Я не была случайной, меня позвали. Она сама позвала меня через радужные брызги фонтана.
Через пустоту.
Через космос.
Однажды, проснувшись в ночи,
Ты вспомнишь, что можешь летать,
И бездна, кричи не кричи,
Будет глаза сосать.
Обманчивый смысл бытия
Тебя проберет аж до пота,
Проснешься — и станешь дитя
Учить не ходьбе, а полету.
Я не была близка, мы встретились в космосе мгновенье назад. В конце концов, все встречаются в космосе мгновение назад, поэтому близких не бывает вообще.
Вера сложила руки на груди.
— Я лежала вот так, а меня хотели раздавить.
Она все–таки решила рассказать… Как самой себе.
— Камнем?..
Она удивилась. Или сделала вид, что удивлена.

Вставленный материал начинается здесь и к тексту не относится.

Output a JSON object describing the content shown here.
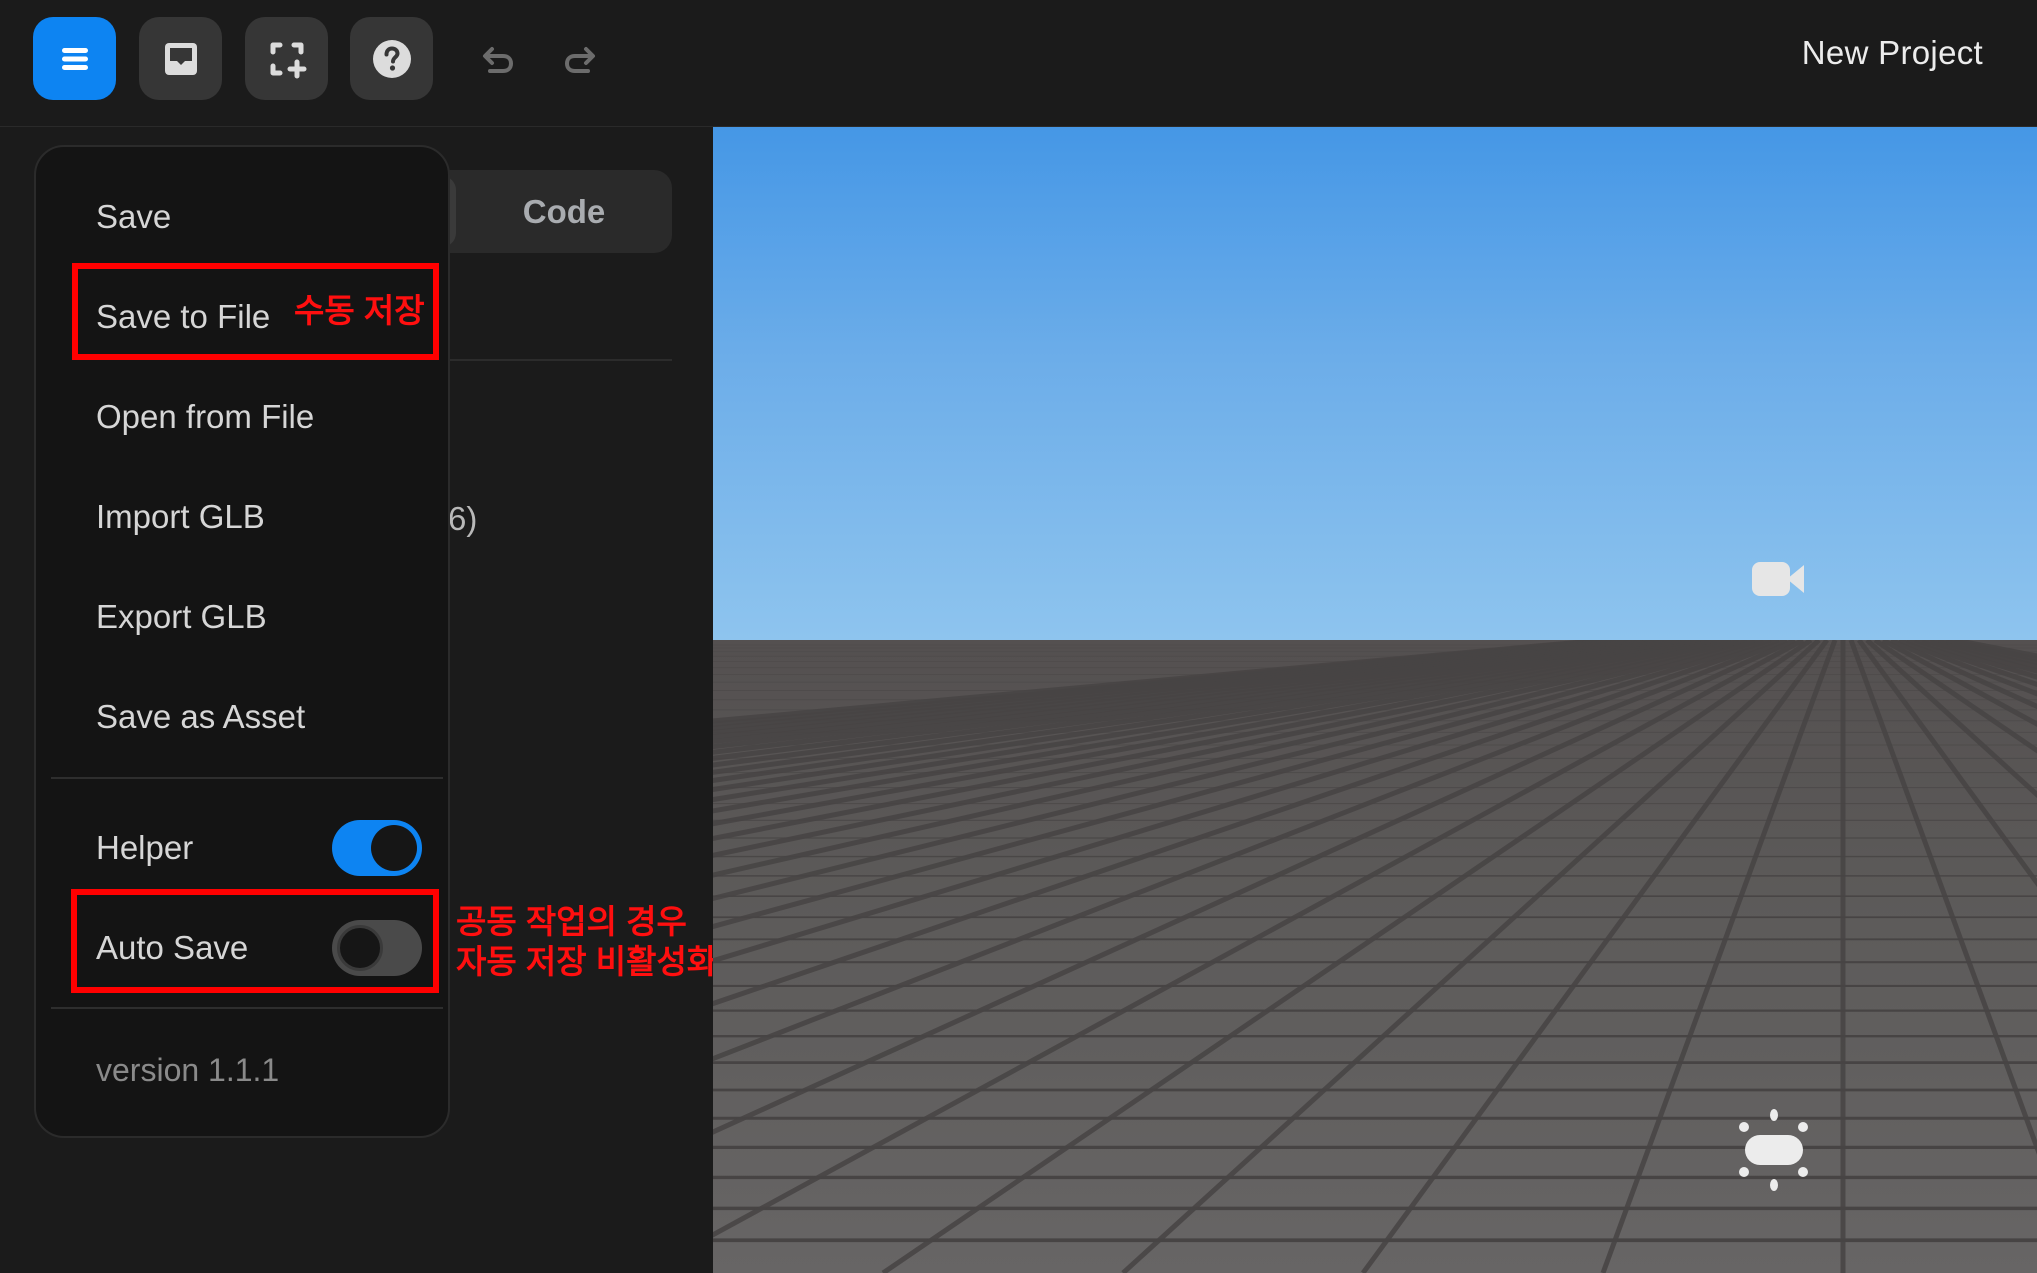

— Откуда ты знаешь?.. Хотя ты должна знать… Да, камнем. Ледниковым валуном. Мы в рыбацком поселке жили. На самом берегу моря, там много камней было. Они красиво лежали, как киты. Один из них, которого море дальше всех на берег выбросило, к самому лесу, я так и называла: кит. Он был самый маленький из всех, но больше всего на кита похож. Я садилась на него и плыла. Далеко–далеко… Он качался на волнах, убаюкивал. Боже, в каких я только сказках не побывала, плывя на нем!.. И когда ко мне тот бородатый рыбак подошел, который жил не в поселке, а на небольшом острове метрах в трехстах от берега, я подумала, что он из сказки. Тем более что у него кличка была…
— Змей?
— Змей?.. Кто это — Змей?
— Дракон, который всех ел. Или дьявол. Его ангелы в каменной горе в цепи заковали, но скоро грехи человеческие перегрызут те цепи…
— И он всех съест?
— Съест и косточки обглодает
— Потому что Змей?..
— Потому что Змей…
— Которого ангелы в каменной горе заковали?..
— В каменной…
Вера помолчала, встряхнула головой:
— Нет, не Змей. Хоть он мог быть и Змеем. Но у нас там свои сказки, и кличка у него была Кит, представляешь? Он лег за валуном за каменной горой со стороны леса и сказал, чтобы я села на него, и я на него села, потому что думала, что сажусь на Кита и поплыву на нем далеко–далеко. А он перевернулся, перевернул меня, подмял… Мне было страшно и больно, так больно и страшно, что я от боли и страха умерла. Кит почувствовал, что я мертвая, но продолжал и продолжал свое, бормотал: «Ты еще теплая… и хорошо, что уже мертвая… не надо будет тебя убивать, грех на душу брать…» — и когда все свое закончил, сбросил меня в яму и толкнул сверху подкопанный валун. Камень лег широкой стороной, повис на краях ямы, поэтому не раздавил… Кит попробовал его сдвинуть, но не смог, а подкапывать снова побоялся, убежал — ему тоже было страшно.